Depuis bientôt trois ans, je mène des enquêtes de terrain pour essayer de comprendre le phénomène de la corruption au Cameroun et en Afrique. Je le situe à plusieurs niveau pour faire court : Il me semble que la lutte contre la corruption devraient concerner tous les Camerounais du Nord au Sud, de l’Ouest à l’Est, toutes les catégories socio-professionnelles sont concernées. Il me semble que nos sociétés, à solidarité mécanique, prisonnière d’un Etat providentiel ont du mal à passer dans le monde moderne avec ses exigences, notamment pour ce qui est de la gestion des personnes et des ressources économiques. Le Président Biya, aura beau marteler ce qu’il veut, si la population n’est pas éduquée, si l’Etat tel que nous l’avons jusque là considéré n’opère pas une véritable révolution copernicienne, alors il nous restera encore du chemin à faire. Il y en a qui on tiré sur les fonctionnaires, j’aimerais apporter un élément de contradiction dans ce concert de voix. Il est normal que les fonctionnaires camerounais soient riches le contraire serait inquiétant. L’État-Nation camerounais est basé sur l’administration, le fonctionnariat, le corps des fonctionnaires et des agents de l’État est le plus gros pourvoyeurs de fond à l’État, au niveau des impôts et des services. J’ai lu un papier d’un avocat camerounais qui est scandalisé par ce fait alors que le corps des avocats camerounais est un des corps le plus flou du Cameroun ! Il y a des gens qui pensent que l’on peut plaquer sur les pays africains des concepts, des pratiques et des théories pensés pour d’autres peuples et d’autres civilisations ! Oui l’Afrique et le Cameroun en particulier donne l’impression de n’avoir jamais philosopher pour son propre compte.
Selon vous quelle sont les faces de la corruption au Cameroun ?
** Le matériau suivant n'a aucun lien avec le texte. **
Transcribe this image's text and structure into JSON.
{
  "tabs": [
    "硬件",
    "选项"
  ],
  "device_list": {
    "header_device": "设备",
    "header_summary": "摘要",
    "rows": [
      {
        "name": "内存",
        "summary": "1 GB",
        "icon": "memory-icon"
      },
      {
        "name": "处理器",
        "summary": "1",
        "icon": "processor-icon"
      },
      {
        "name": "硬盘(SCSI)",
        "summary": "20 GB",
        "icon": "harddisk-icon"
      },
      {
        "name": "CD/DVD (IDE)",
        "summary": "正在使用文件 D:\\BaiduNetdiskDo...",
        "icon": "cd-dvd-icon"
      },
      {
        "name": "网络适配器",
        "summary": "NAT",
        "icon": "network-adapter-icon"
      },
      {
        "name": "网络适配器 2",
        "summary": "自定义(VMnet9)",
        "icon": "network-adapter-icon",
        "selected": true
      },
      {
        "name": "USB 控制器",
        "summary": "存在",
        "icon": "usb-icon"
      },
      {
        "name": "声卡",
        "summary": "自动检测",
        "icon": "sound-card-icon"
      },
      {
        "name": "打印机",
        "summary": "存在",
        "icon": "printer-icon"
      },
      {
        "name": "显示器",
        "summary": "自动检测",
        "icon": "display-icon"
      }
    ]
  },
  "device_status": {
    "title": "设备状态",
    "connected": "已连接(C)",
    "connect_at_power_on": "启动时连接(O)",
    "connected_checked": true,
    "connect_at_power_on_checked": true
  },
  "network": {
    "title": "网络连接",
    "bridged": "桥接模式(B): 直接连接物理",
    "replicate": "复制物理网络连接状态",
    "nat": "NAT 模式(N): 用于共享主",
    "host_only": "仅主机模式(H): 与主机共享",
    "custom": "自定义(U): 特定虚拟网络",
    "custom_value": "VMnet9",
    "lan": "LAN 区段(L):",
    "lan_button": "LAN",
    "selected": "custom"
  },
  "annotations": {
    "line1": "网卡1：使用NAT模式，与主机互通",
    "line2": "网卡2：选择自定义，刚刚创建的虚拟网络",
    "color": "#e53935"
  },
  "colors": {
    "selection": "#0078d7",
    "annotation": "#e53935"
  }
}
Pour mieux me faire comprendre par vos lecteurs, chaque fois que l’on utilise « un pouvoir, un bien public à des fins privés », c’est de la corruption. Donc nous pouvons situer ces pratiques à deux niveaux et elles n’épargnent personne. Les revendeurs qui veulent avoir plus que la valeur marchande réelle de l’objet proposé, les fonctionnaires et agents de l’Etat indélicat qui puisent dans les caisses de l’Etat, ceux qui expatrient les devises de la République
soit pour s’acheter des villas dans des pays occidentaux dans lesquels certainement ils n’iront pas vivre. Pour moi tout ceci n’a qu’un visage c’est l’incapacité de l’homme camerounais à faire face à la modernité. Nous nous voilons parfois la face en disant avec fierté que le « mot » corruption n’existe pas dans plusieurs de nos langues africaines, l’encyclopédie a retenue l’expression camerounaise « politique du ventre » pour parler de la corruption ! Le service public devrait déjà cessé d’être un lieu de rencontre des ressortissants de telle ou telle autre localité pour devenir un lieu où l’on rend service à l’usager contre une rémunération à la fin du mois, laquelle nous est versée par l’Etat qui lui-même prend cet argent des impôts que le contribuable que nous sommes lui verse. Si nous sommes tous capable de le comprendre alors nous aurons fait un pas de géant dans la lutte contre la corruption.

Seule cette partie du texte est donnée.